Parts From Wrecked Plane Become Training Aids
American Forces Press Service
SATHER AIR BASE, Iraq, Oct. 29, 2009 U.S. and Iraqi airmen moved parts of a wrecked C-130 Hercules transport from here to New Al Muthana Air Base, where they will be used as training aids for Iraqi aircraft maintainers.
Elements of the 447th Expeditionary Air Group, the 321st Air Expeditionary Advisory Group and Iraqi airmen moved the parts Oct. 27.

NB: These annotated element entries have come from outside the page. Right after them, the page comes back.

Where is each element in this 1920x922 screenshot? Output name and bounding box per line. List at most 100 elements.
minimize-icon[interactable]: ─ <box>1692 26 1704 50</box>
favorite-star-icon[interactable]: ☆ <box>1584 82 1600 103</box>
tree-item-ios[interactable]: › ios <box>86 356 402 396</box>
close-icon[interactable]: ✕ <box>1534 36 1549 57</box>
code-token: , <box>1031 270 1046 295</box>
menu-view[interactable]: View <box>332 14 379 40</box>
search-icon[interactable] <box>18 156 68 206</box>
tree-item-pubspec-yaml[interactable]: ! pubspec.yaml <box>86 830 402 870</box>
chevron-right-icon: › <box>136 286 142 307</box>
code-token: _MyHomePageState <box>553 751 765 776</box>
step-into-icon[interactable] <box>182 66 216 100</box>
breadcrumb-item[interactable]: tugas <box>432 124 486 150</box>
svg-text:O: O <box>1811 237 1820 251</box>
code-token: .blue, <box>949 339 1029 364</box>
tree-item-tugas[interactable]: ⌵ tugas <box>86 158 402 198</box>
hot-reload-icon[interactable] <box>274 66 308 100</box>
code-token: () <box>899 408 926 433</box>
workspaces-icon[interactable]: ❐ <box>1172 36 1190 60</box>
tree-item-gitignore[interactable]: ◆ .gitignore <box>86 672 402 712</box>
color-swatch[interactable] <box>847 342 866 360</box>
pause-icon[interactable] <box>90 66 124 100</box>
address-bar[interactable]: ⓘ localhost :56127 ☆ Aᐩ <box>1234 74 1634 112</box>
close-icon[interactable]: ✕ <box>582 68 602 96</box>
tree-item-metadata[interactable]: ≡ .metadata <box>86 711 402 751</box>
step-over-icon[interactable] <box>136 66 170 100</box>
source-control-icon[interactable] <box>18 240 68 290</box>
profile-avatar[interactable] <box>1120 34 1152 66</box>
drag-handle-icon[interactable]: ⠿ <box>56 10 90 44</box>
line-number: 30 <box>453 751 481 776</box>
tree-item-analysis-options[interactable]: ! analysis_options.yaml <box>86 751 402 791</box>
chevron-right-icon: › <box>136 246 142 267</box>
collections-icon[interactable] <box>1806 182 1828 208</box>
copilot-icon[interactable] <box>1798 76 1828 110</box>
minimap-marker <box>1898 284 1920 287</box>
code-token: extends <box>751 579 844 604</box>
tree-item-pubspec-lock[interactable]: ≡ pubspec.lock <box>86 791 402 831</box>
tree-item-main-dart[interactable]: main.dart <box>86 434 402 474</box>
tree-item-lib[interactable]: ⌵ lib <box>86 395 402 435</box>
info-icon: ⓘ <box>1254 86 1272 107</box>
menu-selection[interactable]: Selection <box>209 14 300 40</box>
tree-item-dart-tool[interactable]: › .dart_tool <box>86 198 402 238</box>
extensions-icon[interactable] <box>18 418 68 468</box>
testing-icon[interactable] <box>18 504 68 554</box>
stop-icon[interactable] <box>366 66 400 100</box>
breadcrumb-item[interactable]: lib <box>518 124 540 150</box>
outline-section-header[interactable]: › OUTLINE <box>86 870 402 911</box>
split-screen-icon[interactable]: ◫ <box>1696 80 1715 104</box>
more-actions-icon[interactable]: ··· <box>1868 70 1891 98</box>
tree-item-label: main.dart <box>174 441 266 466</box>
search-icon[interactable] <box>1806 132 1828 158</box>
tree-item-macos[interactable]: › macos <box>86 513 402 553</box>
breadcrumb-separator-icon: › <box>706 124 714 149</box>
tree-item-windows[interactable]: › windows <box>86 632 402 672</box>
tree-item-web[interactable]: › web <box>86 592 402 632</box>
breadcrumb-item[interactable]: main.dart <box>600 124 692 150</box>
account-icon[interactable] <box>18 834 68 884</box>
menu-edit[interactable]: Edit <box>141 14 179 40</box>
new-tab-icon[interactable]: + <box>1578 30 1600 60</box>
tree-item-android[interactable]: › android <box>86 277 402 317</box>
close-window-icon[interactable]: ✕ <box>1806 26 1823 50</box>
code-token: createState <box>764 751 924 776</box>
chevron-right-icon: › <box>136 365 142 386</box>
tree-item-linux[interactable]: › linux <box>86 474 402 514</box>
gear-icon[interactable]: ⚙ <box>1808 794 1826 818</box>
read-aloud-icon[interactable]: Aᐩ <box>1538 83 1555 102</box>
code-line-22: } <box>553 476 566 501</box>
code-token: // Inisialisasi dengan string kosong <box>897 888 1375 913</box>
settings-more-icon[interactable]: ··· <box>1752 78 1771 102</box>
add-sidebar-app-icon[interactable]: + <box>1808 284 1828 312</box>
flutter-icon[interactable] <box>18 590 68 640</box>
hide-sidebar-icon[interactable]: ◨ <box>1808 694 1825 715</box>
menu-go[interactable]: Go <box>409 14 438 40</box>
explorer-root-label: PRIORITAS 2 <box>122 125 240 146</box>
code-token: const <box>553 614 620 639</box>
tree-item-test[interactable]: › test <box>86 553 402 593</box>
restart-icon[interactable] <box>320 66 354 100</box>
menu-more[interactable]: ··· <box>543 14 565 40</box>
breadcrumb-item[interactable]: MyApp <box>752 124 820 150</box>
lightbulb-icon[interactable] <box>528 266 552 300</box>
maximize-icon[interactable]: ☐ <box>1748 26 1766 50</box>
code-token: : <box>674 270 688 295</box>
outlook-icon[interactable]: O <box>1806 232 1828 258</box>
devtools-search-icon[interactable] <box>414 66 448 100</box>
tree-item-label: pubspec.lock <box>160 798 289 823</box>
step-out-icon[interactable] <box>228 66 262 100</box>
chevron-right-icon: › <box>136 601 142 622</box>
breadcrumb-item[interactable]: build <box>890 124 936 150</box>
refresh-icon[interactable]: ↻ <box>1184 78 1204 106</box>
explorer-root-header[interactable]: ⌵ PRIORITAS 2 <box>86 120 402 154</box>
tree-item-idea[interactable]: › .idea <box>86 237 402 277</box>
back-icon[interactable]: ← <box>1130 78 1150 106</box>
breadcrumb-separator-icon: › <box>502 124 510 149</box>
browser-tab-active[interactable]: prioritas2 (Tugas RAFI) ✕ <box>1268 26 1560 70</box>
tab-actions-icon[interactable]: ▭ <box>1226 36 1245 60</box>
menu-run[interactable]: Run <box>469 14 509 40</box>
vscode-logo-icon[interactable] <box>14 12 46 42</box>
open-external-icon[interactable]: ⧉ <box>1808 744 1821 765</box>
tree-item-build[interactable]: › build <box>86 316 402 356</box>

“This is something they’ll have here for many years to come, and they’ll be able to train like we do in our Air Force,” said Air Force Master Sgt. Dellet Weaver, New Al Muthana production superintendent. The parts removed include the left wing, a dry bay and fuel cell sections, landing gear struts and electrical components. They’ll be modified to render them nonoperational before they are deployed as training aids, Weaver added.
Air Force Capt. Martin Hagg, New Al Muthana maintenance advisor, said he expects the training aids to be ready for use within the next three months.
“It’s always better to get hands-on training than it is to get just theory training,” he said. “You can always look at a picture or take them out to an actual aircraft and point to the parts out and say, ‘This is how what we talked about works.’ But if you can actually get your hands on it, if you can cut wires and rework wires, crawl inside a fuel cell -- that always gives you a higher fidelity of training.”
The benefits will become apparent soon after the parts are ready to use, Hagg said. “I believe everyone is going to benefit from it,” he said. “The Americans will benefit on a personal level by working with the Iraqi air force and getting to know them. The main beneficiary will be the Iraqi air force, who will get to continue on with their training.”
(From a Multinational Security Transition Command Iraq news release.)